THE SAGA OF GÖSTA BERLING (Mauritz Stiller, 1924)

From Selma Lagerlöf’s 1891 novel (her first), Mauritz Stiller’s Gösta Berlings saga, irritating in butchered versions, sparkles with both feminist and spiritual passion in the three-hour 1975 restoration that’s now widely available on DVD. Here is the silent film that made teenaged Greta Garbo, Stiller’s discovery, a star—indeed, cinema’s greatest female star. Fifteen years earlier, Lagerlöf became the first woman to win the Nobel Prize in literature.

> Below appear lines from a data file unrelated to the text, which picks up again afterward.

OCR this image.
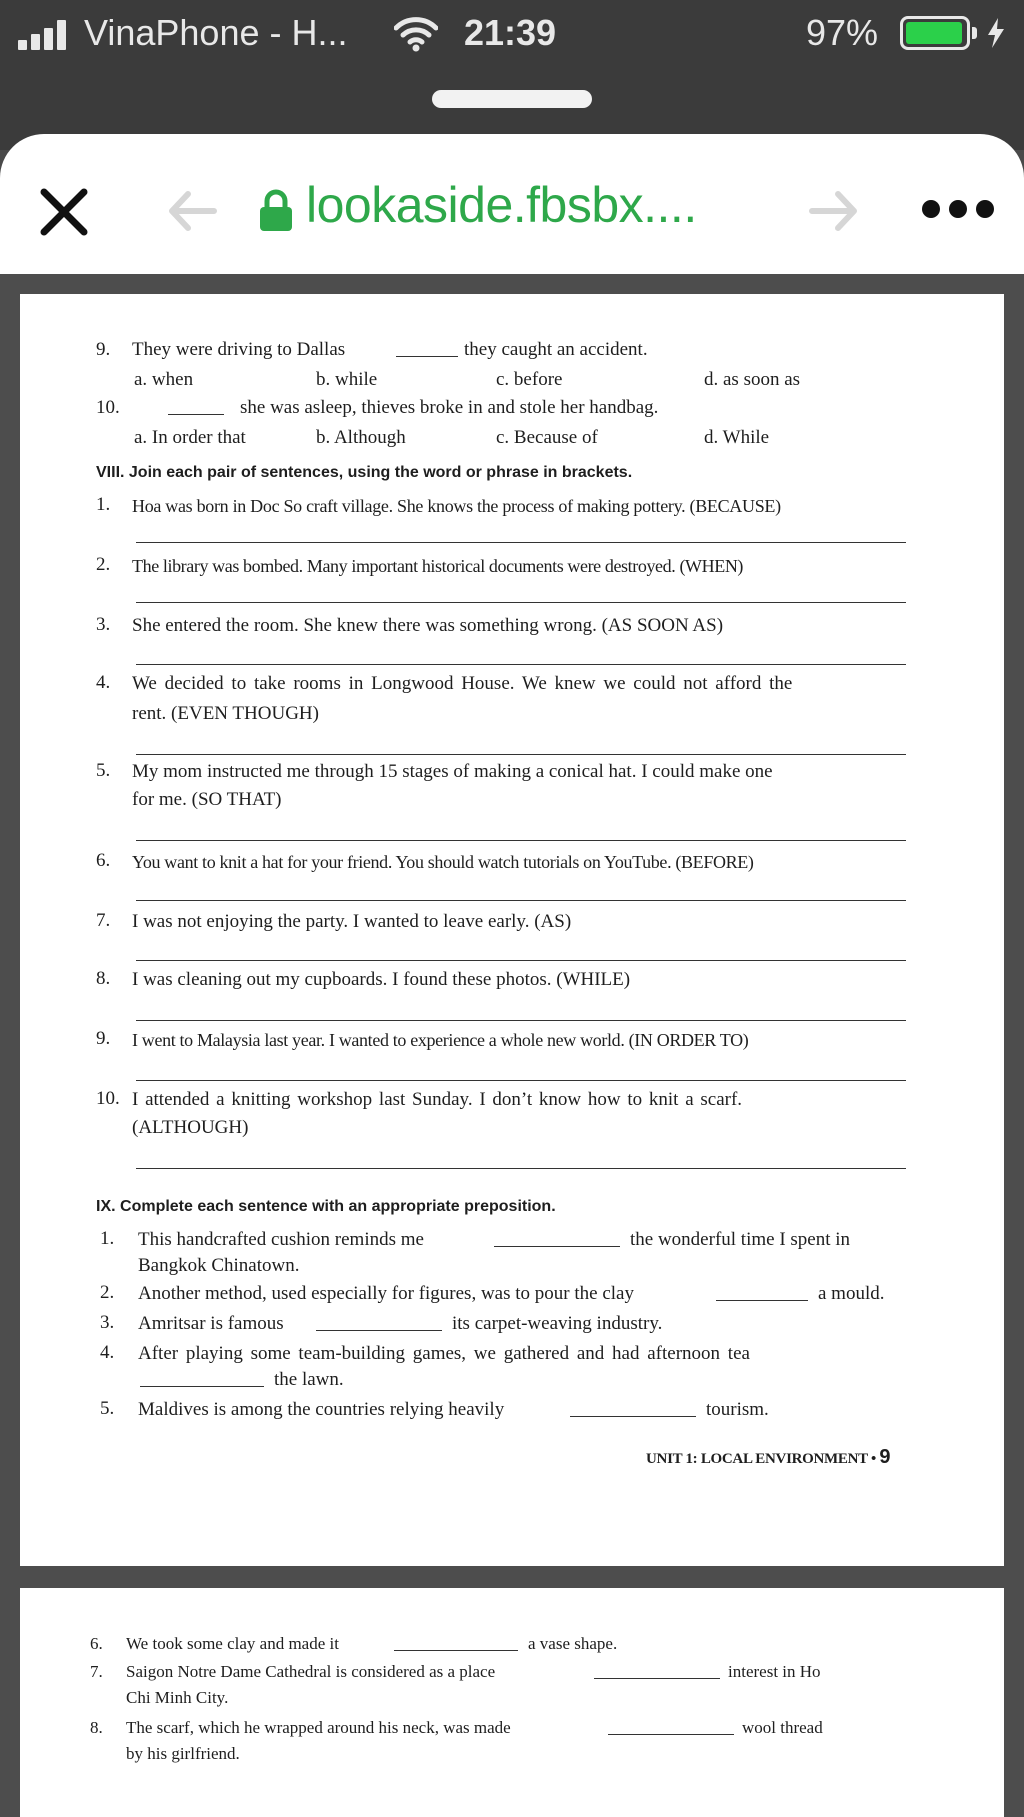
VinaPhone - H...	21:39	97%
lookaside.fbsbx....
9. They were driving to Dallas	they caught an accident.
a. when	b. while	c. before	d. as soon as
10.	she was asleep, thieves broke in and stole her handbag.
a. In order that	b. Although	c. Because of	d. While
VIII. Join each pair of sentences, using the word or phrase in brackets.
1. Hoa was born in Doc So craft village. She knows the process of making pottery. (BECAUSE)
2. The library was bombed. Many important historical documents were destroyed. (WHEN)
3. She entered the room. She knew there was something wrong. (AS SOON AS)
4. We decided to take rooms in Longwood House. We knew we could not afford the
rent. (EVEN THOUGH)
5. My mom instructed me through 15 stages of making a conical hat. I could make one
for me. (SO THAT)
6. You want to knit a hat for your friend. You should watch tutorials on YouTube. (BEFORE)
7. I was not enjoying the party. I wanted to leave early. (AS)
8. I was cleaning out my cupboards. I found these photos. (WHILE)
9. I went to Malaysia last year. I wanted to experience a whole new world. (IN ORDER TO)
10. I attended a knitting workshop last Sunday. I don’t know how to knit a scarf.
(ALTHOUGH)
IX. Complete each sentence with an appropriate preposition.
1. This handcrafted cushion reminds me	the wonderful time I spent in
Bangkok Chinatown.
2. Another method, used especially for figures, was to pour the clay	a mould.
3. Amritsar is famous	its carpet-weaving industry.
4. After playing some team-building games, we gathered and had afternoon tea
the lawn.
5. Maldives is among the countries relying heavily	tourism.
UNIT 1: LOCAL ENVIRONMENT • 9
6. We took some clay and made it	a vase shape.
7. Saigon Notre Dame Cathedral is considered as a place	interest in Ho
Chi Minh City.
8. The scarf, which he wrapped around his neck, was made	wool thread
by his girlfriend.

     Gösta Berling is a defrocked Lutheran priest-turned-tutor whose various romantic entanglements result in the punishment of the girls involved, who are routinely tossed homeless into the elements for the sake of male propriety. Will Elisabeth, Henrik Dohna’s wife, join them? Elisabeth and Gösta are one another’s great love.

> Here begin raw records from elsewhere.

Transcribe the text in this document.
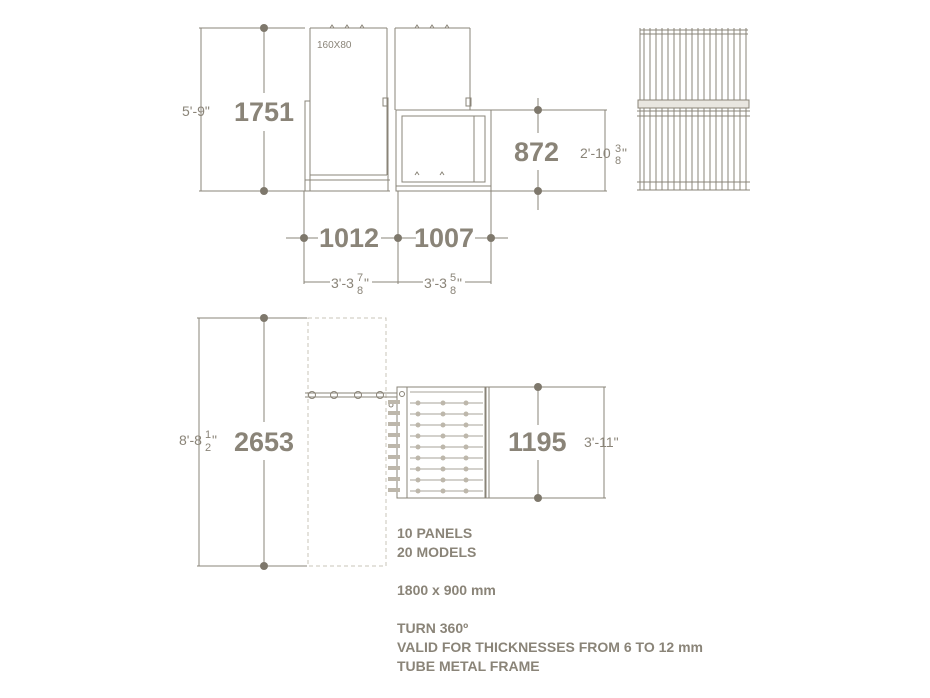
5'-9" 1751
160X80
872 2'-10 3
8 "
1012 1007
3'-3 7
8 "	3'-3 5
8 "
8'-8 1
2 " 2653	1195 3'-11"
10 PANELS
20 MODELS
1800 x 900 mm
TURN 360º
VALID FOR THICKNESSES FROM 6 TO 12 mm
TUBE METAL FRAME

     The narrative style, including flashbacks inside flashbacks, can be convoluted—this, correlative to the hypocritical nature of society. Some shots are brilliantly complex, for example, one at a dance where, within the same frame, a poisonous conversation off the floor continues, a momentous eavesdropping occurs, and a mirror reflects activity on the dance floor: a fractured vision of social decorum and, behind the scenes, plotting and disruption. But the most memorable passages, entirely in the present, revolve around beauteous Nature, a spectacular instance of nighttime arson and, that same night, a horse-drawn flight across ice and snow with a pack of voracious wolves at the heels of the wheels carrying Gösta and Elisabeth.
     The imperfect nature of the hero would attract greater interest if Lars Hanson were not so overemphatic as Gösta Berling. Indeed, a good many performances here are exaggerated. But Jenny Hasselqvist is lovely as Marianne, who loses her looks to smallpox (“Do not delude yourself,” she tells Gösta. “You require beauty”), and Garbo is vibrant, profound, deeply moving and very beautiful as Elisabeth.